Initiative « pour le remboursement des soins dentaires »

Jean-Marc Genton, Municipal et député, Forel (Lavaux)  |  Le 4 mars prochain, le peuple vaudois devra se prononcer sur une initiative de l’extrême gauche dite «pour le remboursement des soins dentaires». En novembre dernier, le Grand Conseil s’est prononcé sur un contre-projet du Conseil d’Etat voulant contrer l’initiative demandant le remboursement des soins dentaires. Celui-ci n’ayant pas trouvé de majorité devant le parlement, c’est donc l’initiative seule qui est proposée au peuple vaudois le 4 mars. Cette nouvelle assurance obligatoire peut faire rêver les Vaudoises et les Vaudois, par son titre provocateur: remboursement des soins dentaires. Seulement le remboursement est une chose, mais son financement en est une autre qui doit être connu de tout un chacun, afin de ne pas être mis devant un fait accompli. Il faut tout d’abord savoir de quels soins nous parlons et tout de suite une certaine réticence intervient, car il ne s’agit que des soins de base.
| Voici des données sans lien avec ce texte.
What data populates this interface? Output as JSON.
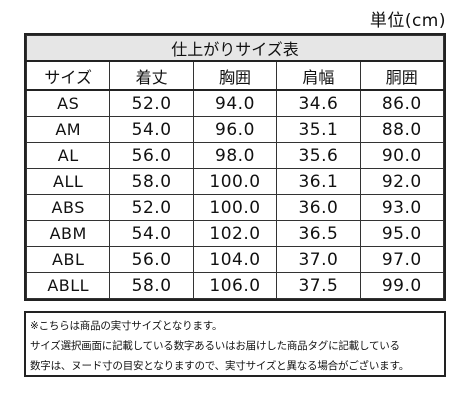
{
  "unit_label": "単位(cm)",
  "table": {
    "caption": "仕上がりサイズ表",
    "headers": [
      "サイズ",
      "着丈",
      "胸囲",
      "肩幅",
      "胴囲"
    ],
    "rows": [
      [
        "AS",
        "52.0",
        "94.0",
        "34.6",
        "86.0"
      ],
      [
        "AM",
        "54.0",
        "96.0",
        "35.1",
        "88.0"
      ],
      [
        "AL",
        "56.0",
        "98.0",
        "35.6",
        "90.0"
      ],
      [
        "ALL",
        "58.0",
        "100.0",
        "36.1",
        "92.0"
      ],
      [
        "ABS",
        "52.0",
        "100.0",
        "36.0",
        "93.0"
      ],
      [
        "ABM",
        "54.0",
        "102.0",
        "36.5",
        "95.0"
      ],
      [
        "ABL",
        "56.0",
        "104.0",
        "37.0",
        "97.0"
      ],
      [
        "ABLL",
        "58.0",
        "106.0",
        "37.5",
        "99.0"
      ]
    ]
  },
  "notes": [
    "※こちらは商品の実寸サイズとなります。",
    "サイズ選択画面に記載している数字あるいはお届けした商品タグに記載している",
    "数字は、ヌード寸の目安となりますので、実寸サイズと異なる場合がございます。"
  ]
}
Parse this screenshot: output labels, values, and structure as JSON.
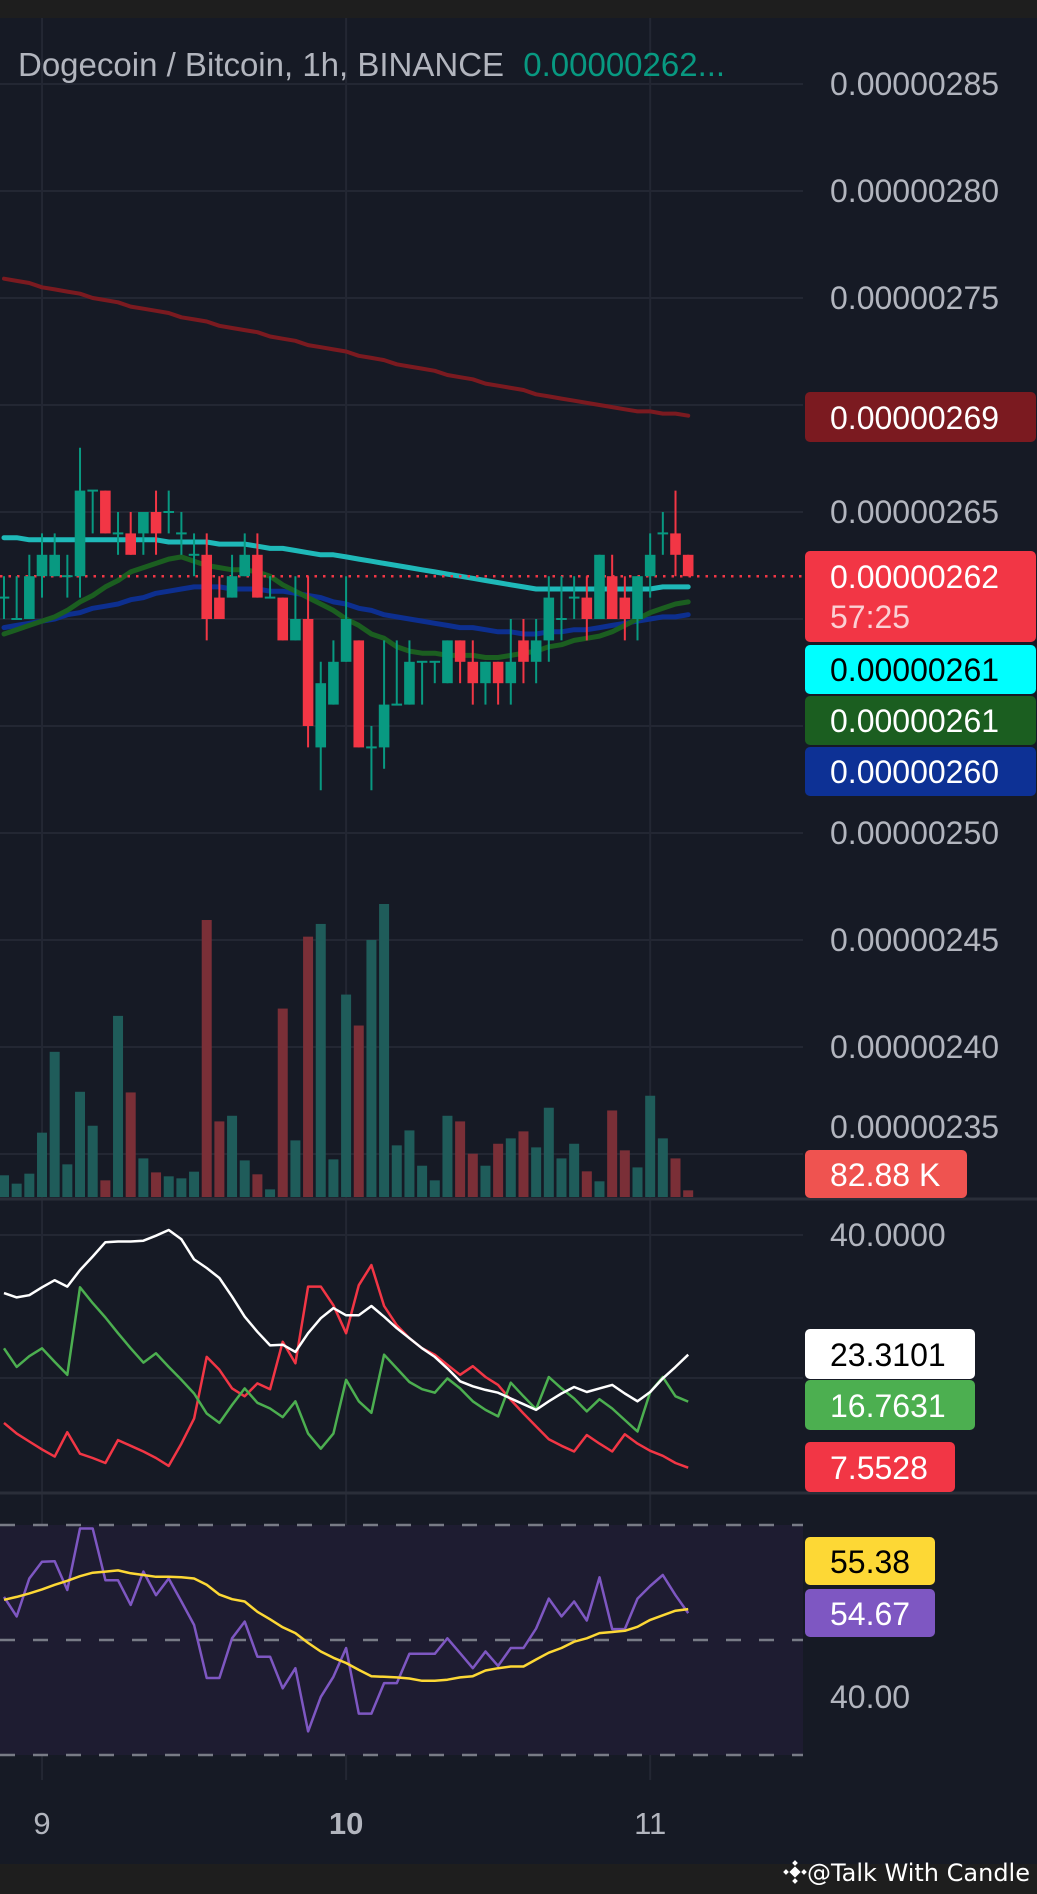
{
  "legend": {
    "symbol": "Dogecoin / Bitcoin, 1h, BINANCE",
    "last_value": "0.00000262..."
  },
  "colors": {
    "background": "#161a25",
    "grid": "#232733",
    "axis_text": "#b2b5be",
    "up": "#089981",
    "down": "#f23645",
    "volume_up": "#1f5c5a",
    "volume_down": "#7a2f37",
    "ma_red": "#7b1a20",
    "ma_cyan": "#1fb9b9",
    "ma_green": "#1b5e20",
    "ma_blue": "#0d2f8f",
    "adx": "#ffffff",
    "plus_di": "#4caf50",
    "minus_di": "#f23645",
    "rsi": "#7e57c2",
    "rsi_ma": "#fdd835",
    "rsi_band": "#1e1c31"
  },
  "price_axis": {
    "ticks": [
      "0.00000285",
      "0.00000280",
      "0.00000275",
      "0.00000270",
      "0.00000265",
      "0.00000260",
      "0.00000255",
      "0.00000250",
      "0.00000245",
      "0.00000240",
      "0.00000235"
    ],
    "tick_values": [
      2.85e-06,
      2.8e-06,
      2.75e-06,
      2.7e-06,
      2.65e-06,
      2.6e-06,
      2.55e-06,
      2.5e-06,
      2.45e-06,
      2.4e-06,
      2.35e-06
    ],
    "visible_tick_labels": [
      "0.00000285",
      "0.00000280",
      "0.00000275",
      "",
      "0.00000265",
      "",
      "",
      "0.00000250",
      "0.00000245",
      "0.00000240",
      "0.00000235"
    ]
  },
  "price_labels": {
    "ma_red": {
      "text": "0.00000269",
      "bg": "#7b1a20",
      "fg": "#ffffff"
    },
    "last": {
      "text": "0.00000262",
      "countdown": "57:25",
      "bg": "#f23645",
      "fg": "#ffffff"
    },
    "ma_cyan": {
      "text": "0.00000261",
      "bg": "#00ffff",
      "fg": "#000000"
    },
    "ma_green": {
      "text": "0.00000261",
      "bg": "#1b5e20",
      "fg": "#ffffff"
    },
    "ma_blue": {
      "text": "0.00000260",
      "bg": "#0d3195",
      "fg": "#ffffff"
    },
    "volume": {
      "text": "82.88 K",
      "bg": "#ef5350",
      "fg": "#ffffff"
    }
  },
  "last_price": 2.62e-06,
  "time_axis": {
    "labels": [
      {
        "text": "9",
        "bold": false,
        "candle": 3
      },
      {
        "text": "10",
        "bold": true,
        "candle": 27
      },
      {
        "text": "11",
        "bold": false,
        "candle": 51
      }
    ]
  },
  "candles": [
    [
      2.61e-06,
      2.62e-06,
      2.6e-06,
      2.61e-06
    ],
    [
      2.6e-06,
      2.62e-06,
      2.6e-06,
      2.6e-06
    ],
    [
      2.6e-06,
      2.63e-06,
      2.6e-06,
      2.62e-06
    ],
    [
      2.62e-06,
      2.64e-06,
      2.61e-06,
      2.63e-06
    ],
    [
      2.62e-06,
      2.64e-06,
      2.62e-06,
      2.63e-06
    ],
    [
      2.62e-06,
      2.63e-06,
      2.61e-06,
      2.62e-06
    ],
    [
      2.62e-06,
      2.68e-06,
      2.61e-06,
      2.66e-06
    ],
    [
      2.66e-06,
      2.66e-06,
      2.64e-06,
      2.66e-06
    ],
    [
      2.66e-06,
      2.66e-06,
      2.64e-06,
      2.64e-06
    ],
    [
      2.64e-06,
      2.65e-06,
      2.63e-06,
      2.64e-06
    ],
    [
      2.64e-06,
      2.65e-06,
      2.63e-06,
      2.63e-06
    ],
    [
      2.64e-06,
      2.65e-06,
      2.63e-06,
      2.65e-06
    ],
    [
      2.65e-06,
      2.66e-06,
      2.63e-06,
      2.64e-06
    ],
    [
      2.65e-06,
      2.66e-06,
      2.64e-06,
      2.65e-06
    ],
    [
      2.64e-06,
      2.65e-06,
      2.63e-06,
      2.64e-06
    ],
    [
      2.63e-06,
      2.64e-06,
      2.62e-06,
      2.63e-06
    ],
    [
      2.63e-06,
      2.64e-06,
      2.59e-06,
      2.6e-06
    ],
    [
      2.61e-06,
      2.62e-06,
      2.6e-06,
      2.6e-06
    ],
    [
      2.61e-06,
      2.63e-06,
      2.61e-06,
      2.62e-06
    ],
    [
      2.62e-06,
      2.64e-06,
      2.62e-06,
      2.63e-06
    ],
    [
      2.63e-06,
      2.64e-06,
      2.61e-06,
      2.61e-06
    ],
    [
      2.61e-06,
      2.62e-06,
      2.61e-06,
      2.61e-06
    ],
    [
      2.61e-06,
      2.61e-06,
      2.59e-06,
      2.59e-06
    ],
    [
      2.59e-06,
      2.62e-06,
      2.59e-06,
      2.6e-06
    ],
    [
      2.6e-06,
      2.62e-06,
      2.54e-06,
      2.55e-06
    ],
    [
      2.54e-06,
      2.58e-06,
      2.52e-06,
      2.57e-06
    ],
    [
      2.56e-06,
      2.59e-06,
      2.56e-06,
      2.58e-06
    ],
    [
      2.58e-06,
      2.62e-06,
      2.58e-06,
      2.6e-06
    ],
    [
      2.59e-06,
      2.59e-06,
      2.54e-06,
      2.54e-06
    ],
    [
      2.54e-06,
      2.55e-06,
      2.52e-06,
      2.54e-06
    ],
    [
      2.54e-06,
      2.59e-06,
      2.53e-06,
      2.56e-06
    ],
    [
      2.56e-06,
      2.59e-06,
      2.56e-06,
      2.56e-06
    ],
    [
      2.56e-06,
      2.59e-06,
      2.56e-06,
      2.58e-06
    ],
    [
      2.58e-06,
      2.58e-06,
      2.56e-06,
      2.58e-06
    ],
    [
      2.58e-06,
      2.58e-06,
      2.57e-06,
      2.58e-06
    ],
    [
      2.57e-06,
      2.59e-06,
      2.57e-06,
      2.59e-06
    ],
    [
      2.59e-06,
      2.59e-06,
      2.57e-06,
      2.58e-06
    ],
    [
      2.58e-06,
      2.59e-06,
      2.56e-06,
      2.57e-06
    ],
    [
      2.57e-06,
      2.58e-06,
      2.56e-06,
      2.58e-06
    ],
    [
      2.58e-06,
      2.58e-06,
      2.56e-06,
      2.57e-06
    ],
    [
      2.57e-06,
      2.6e-06,
      2.56e-06,
      2.58e-06
    ],
    [
      2.59e-06,
      2.6e-06,
      2.57e-06,
      2.58e-06
    ],
    [
      2.58e-06,
      2.6e-06,
      2.57e-06,
      2.59e-06
    ],
    [
      2.59e-06,
      2.62e-06,
      2.58e-06,
      2.61e-06
    ],
    [
      2.6e-06,
      2.62e-06,
      2.59e-06,
      2.6e-06
    ],
    [
      2.61e-06,
      2.62e-06,
      2.6e-06,
      2.61e-06
    ],
    [
      2.61e-06,
      2.62e-06,
      2.59e-06,
      2.6e-06
    ],
    [
      2.6e-06,
      2.63e-06,
      2.6e-06,
      2.63e-06
    ],
    [
      2.62e-06,
      2.63e-06,
      2.6e-06,
      2.6e-06
    ],
    [
      2.61e-06,
      2.62e-06,
      2.59e-06,
      2.6e-06
    ],
    [
      2.6e-06,
      2.62e-06,
      2.59e-06,
      2.62e-06
    ],
    [
      2.62e-06,
      2.64e-06,
      2.61e-06,
      2.63e-06
    ],
    [
      2.64e-06,
      2.65e-06,
      2.63e-06,
      2.64e-06
    ],
    [
      2.64e-06,
      2.66e-06,
      2.62e-06,
      2.63e-06
    ],
    [
      2.63e-06,
      2.63e-06,
      2.62e-06,
      2.62e-06
    ]
  ],
  "volume": [
    270000,
    166000,
    290000,
    800000,
    1805000,
    406000,
    1308000,
    886000,
    207000,
    2252000,
    1300000,
    480000,
    306000,
    257000,
    232000,
    315000,
    3444000,
    940000,
    1010000,
    455000,
    282000,
    95000,
    2343000,
    704000,
    3237000,
    3395000,
    468000,
    2517000,
    2132000,
    3196000,
    3643000,
    642000,
    828000,
    389000,
    207000,
    1010000,
    940000,
    538000,
    389000,
    662000,
    729000,
    816000,
    617000,
    1110000,
    480000,
    662000,
    319000,
    195000,
    1076000,
    580000,
    368000,
    1259000,
    729000,
    480000,
    82880
  ],
  "moving_averages": {
    "red": [
      2.759e-06,
      2.758e-06,
      2.757e-06,
      2.755e-06,
      2.754e-06,
      2.753e-06,
      2.752e-06,
      2.75e-06,
      2.749e-06,
      2.748e-06,
      2.746e-06,
      2.745e-06,
      2.744e-06,
      2.743e-06,
      2.741e-06,
      2.74e-06,
      2.739e-06,
      2.737e-06,
      2.736e-06,
      2.735e-06,
      2.734e-06,
      2.732e-06,
      2.731e-06,
      2.73e-06,
      2.728e-06,
      2.727e-06,
      2.726e-06,
      2.725e-06,
      2.723e-06,
      2.722e-06,
      2.721e-06,
      2.719e-06,
      2.718e-06,
      2.717e-06,
      2.716e-06,
      2.714e-06,
      2.713e-06,
      2.712e-06,
      2.71e-06,
      2.709e-06,
      2.708e-06,
      2.707e-06,
      2.705e-06,
      2.704e-06,
      2.703e-06,
      2.702e-06,
      2.701e-06,
      2.7e-06,
      2.699e-06,
      2.698e-06,
      2.697e-06,
      2.697e-06,
      2.696e-06,
      2.696e-06,
      2.695e-06
    ],
    "cyan": [
      2.638e-06,
      2.638e-06,
      2.637e-06,
      2.637e-06,
      2.637e-06,
      2.637e-06,
      2.637e-06,
      2.637e-06,
      2.637e-06,
      2.637e-06,
      2.637e-06,
      2.637e-06,
      2.637e-06,
      2.636e-06,
      2.636e-06,
      2.636e-06,
      2.636e-06,
      2.635e-06,
      2.635e-06,
      2.635e-06,
      2.634e-06,
      2.633e-06,
      2.633e-06,
      2.632e-06,
      2.631e-06,
      2.63e-06,
      2.63e-06,
      2.629e-06,
      2.628e-06,
      2.627e-06,
      2.626e-06,
      2.625e-06,
      2.624e-06,
      2.623e-06,
      2.622e-06,
      2.621e-06,
      2.62e-06,
      2.619e-06,
      2.618e-06,
      2.617e-06,
      2.616e-06,
      2.615e-06,
      2.614e-06,
      2.614e-06,
      2.614e-06,
      2.614e-06,
      2.614e-06,
      2.614e-06,
      2.614e-06,
      2.614e-06,
      2.614e-06,
      2.614e-06,
      2.615e-06,
      2.615e-06,
      2.615e-06
    ],
    "green": [
      2.593e-06,
      2.595e-06,
      2.597e-06,
      2.599e-06,
      2.601e-06,
      2.604e-06,
      2.608e-06,
      2.611e-06,
      2.615e-06,
      2.618e-06,
      2.622e-06,
      2.624e-06,
      2.626e-06,
      2.628e-06,
      2.629e-06,
      2.627e-06,
      2.625e-06,
      2.624e-06,
      2.623e-06,
      2.623e-06,
      2.622e-06,
      2.62e-06,
      2.616e-06,
      2.613e-06,
      2.61e-06,
      2.607e-06,
      2.604e-06,
      2.6e-06,
      2.597e-06,
      2.593e-06,
      2.591e-06,
      2.587e-06,
      2.585e-06,
      2.584e-06,
      2.584e-06,
      2.583e-06,
      2.583e-06,
      2.583e-06,
      2.582e-06,
      2.582e-06,
      2.583e-06,
      2.584e-06,
      2.585e-06,
      2.587e-06,
      2.588e-06,
      2.59e-06,
      2.591e-06,
      2.592e-06,
      2.594e-06,
      2.597e-06,
      2.6e-06,
      2.603e-06,
      2.605e-06,
      2.607e-06,
      2.608e-06
    ],
    "blue": [
      2.596e-06,
      2.597e-06,
      2.598e-06,
      2.599e-06,
      2.6e-06,
      2.602e-06,
      2.603e-06,
      2.605e-06,
      2.606e-06,
      2.607e-06,
      2.609e-06,
      2.61e-06,
      2.612e-06,
      2.613e-06,
      2.614e-06,
      2.615e-06,
      2.615e-06,
      2.615e-06,
      2.614e-06,
      2.614e-06,
      2.614e-06,
      2.613e-06,
      2.613e-06,
      2.612e-06,
      2.611e-06,
      2.61e-06,
      2.608e-06,
      2.607e-06,
      2.605e-06,
      2.604e-06,
      2.602e-06,
      2.601e-06,
      2.6e-06,
      2.599e-06,
      2.598e-06,
      2.597e-06,
      2.596e-06,
      2.596e-06,
      2.595e-06,
      2.594e-06,
      2.594e-06,
      2.593e-06,
      2.593e-06,
      2.594e-06,
      2.594e-06,
      2.595e-06,
      2.595e-06,
      2.596e-06,
      2.597e-06,
      2.598e-06,
      2.599e-06,
      2.6e-06,
      2.601e-06,
      2.601e-06,
      2.602e-06
    ]
  },
  "dmi": {
    "axis_label": "40.0000",
    "labels": {
      "adx": "23.3101",
      "plus_di": "16.7631",
      "minus_di": "7.5528"
    },
    "adx": [
      31.9,
      31.3,
      31.6,
      32.7,
      33.7,
      32.8,
      35.1,
      37.0,
      39.0,
      39.1,
      39.1,
      39.2,
      39.9,
      40.7,
      39.4,
      36.6,
      35.4,
      34.0,
      31.4,
      28.6,
      26.5,
      24.6,
      24.7,
      23.7,
      26.3,
      28.4,
      29.8,
      28.8,
      28.8,
      30.1,
      28.6,
      27.0,
      25.6,
      24.2,
      23.0,
      21.4,
      19.6,
      18.9,
      18.4,
      18.0,
      17.2,
      16.4,
      15.6,
      16.8,
      17.9,
      18.8,
      18.1,
      18.6,
      19.1,
      17.9,
      16.8,
      18.1,
      20.0,
      21.6,
      23.31
    ],
    "plus_di": [
      24.2,
      21.6,
      23.1,
      24.2,
      22.3,
      20.5,
      32.7,
      30.5,
      28.5,
      26.3,
      24.2,
      22.2,
      23.5,
      21.6,
      19.8,
      17.9,
      15.1,
      13.8,
      16.3,
      18.6,
      16.6,
      15.8,
      14.6,
      16.8,
      12.3,
      10.2,
      12.3,
      19.8,
      16.8,
      15.2,
      23.3,
      21.4,
      19.5,
      18.5,
      18.0,
      20.0,
      18.6,
      16.8,
      15.6,
      14.7,
      19.4,
      17.5,
      15.7,
      20.2,
      18.6,
      17.2,
      15.4,
      17.1,
      15.8,
      14.2,
      12.6,
      18.1,
      20.2,
      17.5,
      16.76
    ],
    "minus_di": [
      13.8,
      12.3,
      11.2,
      10.1,
      9.1,
      12.5,
      9.5,
      8.9,
      8.2,
      11.4,
      10.6,
      9.8,
      8.9,
      7.8,
      10.9,
      14.4,
      23.0,
      21.2,
      18.6,
      17.5,
      19.3,
      18.5,
      25.1,
      22.1,
      32.8,
      32.8,
      30.2,
      26.3,
      33.0,
      35.8,
      30.1,
      27.4,
      25.6,
      24.2,
      23.3,
      21.9,
      20.5,
      21.7,
      20.2,
      19.1,
      17.0,
      15.1,
      13.3,
      11.5,
      10.6,
      9.8,
      12.1,
      10.9,
      9.8,
      12.2,
      10.9,
      9.9,
      9.2,
      8.2,
      7.55
    ]
  },
  "rsi": {
    "axis_label": "40.00",
    "labels": {
      "rsi_ma": "55.38",
      "rsi": "54.67"
    },
    "band": [
      30,
      70
    ],
    "mid": 50,
    "rsi": [
      57.5,
      54.1,
      60.7,
      63.6,
      63.7,
      58.7,
      69.4,
      69.4,
      60.4,
      60.4,
      56.1,
      61.9,
      57.8,
      60.7,
      56.7,
      52.6,
      43.4,
      43.4,
      50.3,
      53.2,
      47.1,
      47.1,
      41.6,
      45.1,
      34.1,
      40.1,
      43.6,
      48.6,
      37.2,
      37.2,
      42.5,
      42.5,
      47.6,
      47.6,
      47.6,
      50.3,
      47.7,
      45.1,
      48.0,
      45.5,
      48.6,
      48.6,
      52.0,
      57.2,
      54.1,
      56.7,
      53.4,
      60.9,
      51.9,
      51.9,
      57.2,
      59.4,
      61.3,
      57.8,
      54.67
    ],
    "rsi_ma": [
      57.0,
      57.5,
      58.1,
      58.8,
      59.6,
      60.3,
      61.1,
      61.7,
      61.9,
      62.1,
      61.6,
      61.3,
      61.0,
      61.0,
      60.9,
      60.7,
      59.6,
      57.9,
      57.1,
      56.7,
      54.9,
      53.6,
      52.2,
      51.2,
      49.5,
      48.0,
      46.9,
      46.0,
      44.8,
      43.7,
      43.6,
      43.5,
      43.3,
      42.9,
      42.9,
      43.1,
      43.5,
      43.7,
      44.7,
      45.1,
      45.4,
      45.4,
      46.6,
      47.8,
      48.6,
      49.7,
      50.3,
      51.2,
      51.4,
      51.6,
      52.3,
      53.5,
      54.3,
      55.1,
      55.38
    ]
  },
  "watermark": {
    "text": "@Talk With Candle",
    "icon": "binance-logo-icon"
  }
}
Tout ce qui concerne les frais d’orthodontie, de soins esthétiques, de couronnes et d’implants dentaires ne font pas partie de cette assurance prétendant le remboursement des soins dentaires. Le financement est prévu par un prélèvement de 1% sur les salaires des personnes actives paritairement entre l’employeur et l’employé, ce qui représente une ponction de plus de 200 millions de francs par année sur la masse salariale vaudoise. L’initiative exige également les soins dentaires des retraités AVS et des jeunes de moins de 18 ans, ceci serait payé par la politique sanitaire cantonale, ce qui équivaut à un paiement par l’impôt, montant estimé à 100 millions. Sachant que l’Etat de Vaud est un employeur d’environ 39’000 personnes, il devrait contribuer à l’assurance dentaire obligatoire à hauteur de 20 millions. La valeur du point d’impôt cantonal, se situant à hauteur de 30 millions, l’augmentation des impôts cantonaux serait alors de 4 points. La classe moyenne serait ainsi doublement pénalisée (salaire +  impôts). Ces constatations démontrent que nous ne pouvons pas nous permettre d’introduire cette nouvelle assurance, nous avons beaucoup d’autres défis à finaliser qui ont déjà été acceptés par le peuple vaudois et qui touche tous les contribuables. Je pense à la mise en place de la LEO (loi sur l’école obligatoire), l’accueil de jour des enfants et j’en passe. Je vous invite à la raison et à refuser massivement cette initiative.